In einem anderen Teil Vegesacks herrschte hingegen Aufbruchsstimmung: Die Werftbrache auf dem Lürssen-Gelände sollte bebaut werden und: „Investoren stehen schon bereit“, so war es am 10. Februar in der NORDDEUTSCHEN zu lesen. Namen hatte Wendelin Seebacher von der Stadtentwicklung Vegesack (Stave) zwar noch nicht nennen wollen, „so viel steht aber schon heute fest: Die Nutzung des Lürssen-Areals wird sich in den Bereichen Handel, Gastronomie, Tourismus und ,nicht-geförderte Kultur‘ bewegen“. Für die Umgestaltung des Bahngeländes, die auch die Option auf eine Weiterführung der Stadtexpreß-Verbindung nach Blumenthal offenhält, liege bereits ein Gutachten vor, hieß es. Außerdem sei geplant, eine (Klapp-)Brücke über die Hafeneinfahrt zu errichten. Zunächst – so der Stand in der ersten Februar-Hälfte 1996 – solle nun der erste Bauabschnitt der Erschließungsstraße auf dem Lürssen-Gelände fertiggestellt werden. „Der Frost hat den Zeitplan über den Haufen geworfen.“ Mittlerweile ist sie bereits seit vielen Jahren im Einsatz: die Klappbrücke über der Hafeneinfahrt. Zwischen Vegesack und Farge fährt seit einigen Jahren die Nordwestbahn – und auf dem Lürssen-Gelände wurde das Haven Höövt gebaut.
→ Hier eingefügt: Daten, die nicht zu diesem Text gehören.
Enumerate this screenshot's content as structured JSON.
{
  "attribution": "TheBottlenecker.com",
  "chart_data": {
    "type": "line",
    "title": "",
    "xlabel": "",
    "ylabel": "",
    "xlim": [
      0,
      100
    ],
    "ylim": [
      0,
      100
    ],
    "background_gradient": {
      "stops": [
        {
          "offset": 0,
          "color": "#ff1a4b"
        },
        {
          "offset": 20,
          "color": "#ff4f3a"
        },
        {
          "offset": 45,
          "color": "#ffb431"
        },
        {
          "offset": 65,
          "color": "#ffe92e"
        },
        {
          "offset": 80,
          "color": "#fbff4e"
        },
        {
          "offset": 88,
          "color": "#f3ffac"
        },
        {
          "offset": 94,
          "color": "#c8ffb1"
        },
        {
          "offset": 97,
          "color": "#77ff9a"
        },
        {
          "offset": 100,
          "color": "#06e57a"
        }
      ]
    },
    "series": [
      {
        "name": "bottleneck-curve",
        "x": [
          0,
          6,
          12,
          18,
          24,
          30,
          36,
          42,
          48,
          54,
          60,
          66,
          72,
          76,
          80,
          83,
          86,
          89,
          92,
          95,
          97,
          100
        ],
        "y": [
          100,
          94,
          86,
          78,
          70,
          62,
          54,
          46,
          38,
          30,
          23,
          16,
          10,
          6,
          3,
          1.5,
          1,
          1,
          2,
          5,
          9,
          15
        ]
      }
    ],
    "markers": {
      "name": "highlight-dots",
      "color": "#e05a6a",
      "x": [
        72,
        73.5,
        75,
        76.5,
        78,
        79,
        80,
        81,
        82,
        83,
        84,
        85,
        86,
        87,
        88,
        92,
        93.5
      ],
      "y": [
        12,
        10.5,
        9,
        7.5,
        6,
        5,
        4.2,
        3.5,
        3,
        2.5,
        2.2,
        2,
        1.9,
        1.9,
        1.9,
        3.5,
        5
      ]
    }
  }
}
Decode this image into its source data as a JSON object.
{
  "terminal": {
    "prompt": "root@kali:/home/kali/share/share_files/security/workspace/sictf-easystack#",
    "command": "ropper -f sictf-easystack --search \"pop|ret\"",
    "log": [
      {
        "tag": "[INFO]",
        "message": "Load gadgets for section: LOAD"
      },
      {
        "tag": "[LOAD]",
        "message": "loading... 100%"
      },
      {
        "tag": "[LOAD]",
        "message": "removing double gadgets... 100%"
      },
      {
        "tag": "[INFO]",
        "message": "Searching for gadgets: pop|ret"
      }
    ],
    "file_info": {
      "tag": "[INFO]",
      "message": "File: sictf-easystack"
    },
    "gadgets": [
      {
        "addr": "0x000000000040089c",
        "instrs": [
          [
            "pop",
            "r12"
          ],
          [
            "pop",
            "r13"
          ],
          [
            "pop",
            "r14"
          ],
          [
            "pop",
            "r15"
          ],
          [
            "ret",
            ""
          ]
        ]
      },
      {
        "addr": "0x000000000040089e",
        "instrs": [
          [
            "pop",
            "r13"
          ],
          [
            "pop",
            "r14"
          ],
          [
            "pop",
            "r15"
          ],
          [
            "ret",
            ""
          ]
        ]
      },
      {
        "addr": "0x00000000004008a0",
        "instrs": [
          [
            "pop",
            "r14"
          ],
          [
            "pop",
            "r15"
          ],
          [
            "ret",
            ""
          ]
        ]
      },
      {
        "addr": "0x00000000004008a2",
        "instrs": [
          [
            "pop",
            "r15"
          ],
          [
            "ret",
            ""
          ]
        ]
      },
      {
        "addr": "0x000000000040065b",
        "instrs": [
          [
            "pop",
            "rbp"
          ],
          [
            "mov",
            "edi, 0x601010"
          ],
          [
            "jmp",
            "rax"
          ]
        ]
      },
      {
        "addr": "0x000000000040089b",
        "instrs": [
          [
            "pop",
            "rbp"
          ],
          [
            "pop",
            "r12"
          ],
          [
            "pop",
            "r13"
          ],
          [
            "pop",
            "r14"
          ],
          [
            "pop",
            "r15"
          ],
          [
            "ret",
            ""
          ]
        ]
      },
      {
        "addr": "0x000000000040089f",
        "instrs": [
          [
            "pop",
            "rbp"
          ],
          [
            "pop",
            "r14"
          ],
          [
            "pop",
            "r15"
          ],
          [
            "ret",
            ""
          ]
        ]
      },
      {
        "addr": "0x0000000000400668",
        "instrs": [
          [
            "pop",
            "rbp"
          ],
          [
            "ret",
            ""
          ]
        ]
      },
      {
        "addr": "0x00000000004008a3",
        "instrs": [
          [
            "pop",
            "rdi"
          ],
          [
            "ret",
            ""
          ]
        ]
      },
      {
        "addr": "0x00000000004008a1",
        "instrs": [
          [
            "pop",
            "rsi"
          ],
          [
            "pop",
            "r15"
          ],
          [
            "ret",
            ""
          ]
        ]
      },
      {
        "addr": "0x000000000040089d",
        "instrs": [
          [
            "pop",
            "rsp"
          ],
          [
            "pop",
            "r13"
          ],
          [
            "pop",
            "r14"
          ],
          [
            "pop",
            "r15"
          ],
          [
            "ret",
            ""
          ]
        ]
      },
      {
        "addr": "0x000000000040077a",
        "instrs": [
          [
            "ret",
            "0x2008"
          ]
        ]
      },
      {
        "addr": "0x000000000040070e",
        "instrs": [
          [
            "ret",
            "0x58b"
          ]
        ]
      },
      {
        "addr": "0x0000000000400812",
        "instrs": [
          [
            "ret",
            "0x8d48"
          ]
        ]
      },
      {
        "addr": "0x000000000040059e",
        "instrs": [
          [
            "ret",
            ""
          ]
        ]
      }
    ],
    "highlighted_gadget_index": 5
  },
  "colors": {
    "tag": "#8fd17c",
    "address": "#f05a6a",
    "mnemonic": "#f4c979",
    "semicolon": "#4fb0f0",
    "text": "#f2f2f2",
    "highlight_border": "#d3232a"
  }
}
Seit November 2020 sind Arbeiter nun jedoch dabei, es abzureißen. Voraussichtlich Ende März sollen die Arbeiten abgeschlossen sein. Auf dem Gelände soll dann ein neues Stadtquartier entstehen mit Kommissariat, einem Hotel, einer Senioreneinrichtung, Gastronomie, einem Kindergarten und Wohnungen mit Blick aufs Wasser.

Zur Startseite
Mehr zum Thema

Das könnte Sie auch interessieren

Rätsel

Jetzt kostenlos spielen!
Lesermeinungen (bitte beachten Sie unsere Community-Regeln)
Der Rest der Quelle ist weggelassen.